The field of colonialism, health and medicine has been extensively and creatively theorized by scholars located in a range of disciplines and the emergent literature on the subject is voluminous, varied and valuable. Any analysis of the relationship between colonialism and health requires a recognition of the complexity and multi- dimensionality of this encounter. So far a variety of themes within this domain have engaged the theoretical and practical interests of scholars. Some examples include the impact of colonialism on indigenous systems of healing (Levine 1998, Marks 1997), on the use of ‘modern medicine’ to dominate and thus govern colonized populations, i.e., with emergent issues of power and social control (Haynes 1999, Lorcin 1999), utilization of modern medicine by ‘natives’ (Leng 1982) and even the benefits of Western medicine for maintaining good health of ‘natives’ and lessons to be learnt from Eastern experiences (Given 1929).
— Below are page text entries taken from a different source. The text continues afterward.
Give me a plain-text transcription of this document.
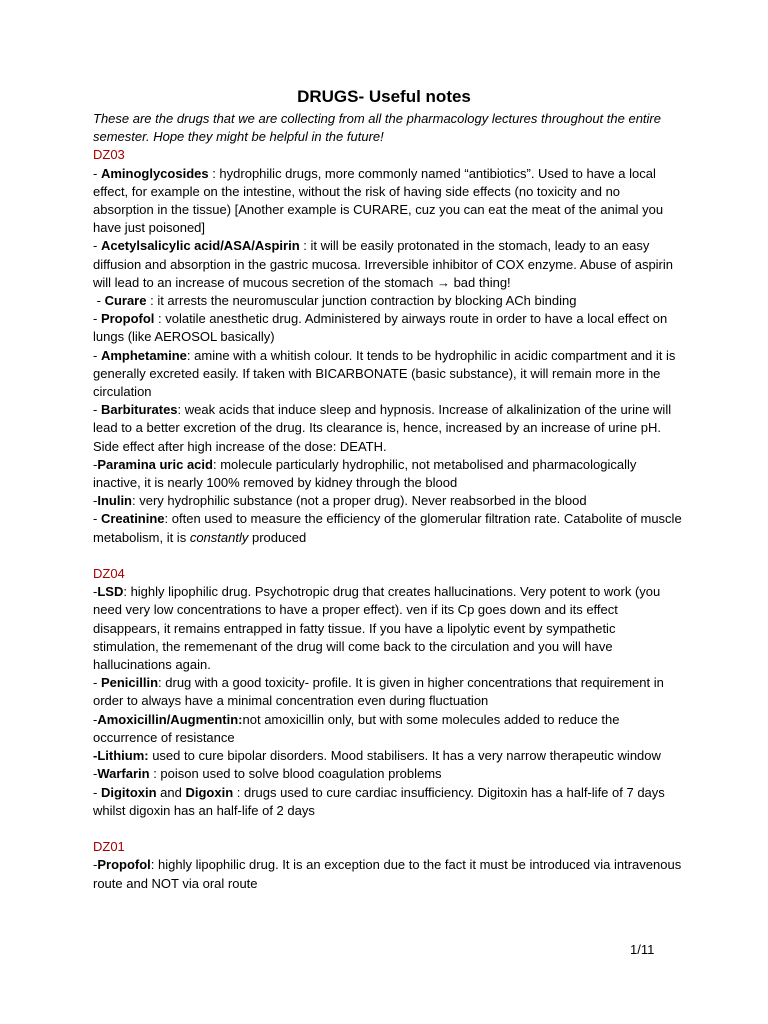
DRUGS- Useful notes

These are the drugs that we are collecting from all the pharmacology lectures throughout the entire semester. Hope they might be helpful in the future!

DZ03

- Aminoglycosides : hydrophilic drugs, more commonly named “antibiotics”. Used to have a local effect, for example on the intestine, without the risk of having side effects (no toxicity and no absorption in the tissue) [Another example is CURARE, cuz you can eat the meat of the animal you have just poisoned]

- Acetylsalicylic acid/ASA/Aspirin : it will be easily protonated in the stomach, leady to an easy diffusion and absorption in the gastric mucosa. Irreversible inhibitor of COX enzyme. Abuse of aspirin will lead to an increase of mucous secretion of the stomach → bad thing!

- Curare : it arrests the neuromuscular junction contraction by blocking ACh binding

- Propofol : volatile anesthetic drug. Administered by airways route in order to have a local effect on lungs (like AEROSOL basically)

- Amphetamine: amine with a whitish colour. It tends to be hydrophilic in acidic compartment and it is generally excreted easily. If taken with BICARBONATE (basic substance), it will remain more in the circulation

- Barbiturates: weak acids that induce sleep and hypnosis. Increase of alkalinization of the urine will lead to a better excretion of the drug. Its clearance is, hence, increased by an increase of urine pH. Side effect after high increase of the dose: DEATH.

-Paramina uric acid: molecule particularly hydrophilic, not metabolised and pharmacologically inactive, it is nearly 100% removed by kidney through the blood

-Inulin: very hydrophilic substance (not a proper drug). Never reabsorbed in the blood

- Creatinine: often used to measure the efficiency of the glomerular filtration rate. Catabolite of muscle metabolism, it is constantly produced

DZ04

-LSD: highly lipophilic drug. Psychotropic drug that creates hallucinations. Very potent to work (you need very low concentrations to have a proper effect). ven if its Cp goes down and its effect disappears, it remains entrapped in fatty tissue. If you have a lipolytic event by sympathetic stimulation, the rememenant of the drug will come back to the circulation and you will have hallucinations again.

- Penicillin: drug with a good toxicity- profile. It is given in higher concentrations that requirement in order to always have a minimal concentration even during fluctuation

-Amoxicillin/Augmentin:not amoxicillin only, but with some molecules added to reduce the occurrence of resistance

-Lithium: used to cure bipolar disorders. Mood stabilisers. It has a very narrow therapeutic window

-Warfarin : poison used to solve blood coagulation problems

- Digitoxin and Digoxin : drugs used to cure cardiac insufficiency. Digitoxin has a half-life of 7 days whilst digoxin has an half-life of 2 days

DZ01

-Propofol: highly lipophilic drug. It is an exception due to the fact it must be introduced via intravenous route and NOT via oral route

1/11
Despite the variety of themes addressed, a common thread runs through these accounts and discussions: that is, a sustained and singular focus on the colonies and the colonized populations, and the subject matter so defined is the state of health and healing in non-Western, colonized contexts (Denoon 1989, Manderson 1987, Patterson 1981, Yeoh 1991). I propose that this mode of approaching the field of colonialism and health is limited in being one-sided, in bracketing off attention to actual health conditions and healing strategies current in colonizing societies at specific points in colonial history. This chapter attempts to redress this imbalance by explicitly focusing on one colonizing context, and detailing the health scene in nineteenth-century Britain and the nature and impact of modern medicine in managing day-to-day health issues at ‘home’.
By now historical accounts of medicine and health care in Britain are plentiful (Lane 2001, Porter 1987, Wohl 1983). Much of the more insightful work has emerged under the banner of ‘social history of medicine’ in currency for the last 3 decades (Berridge 1990).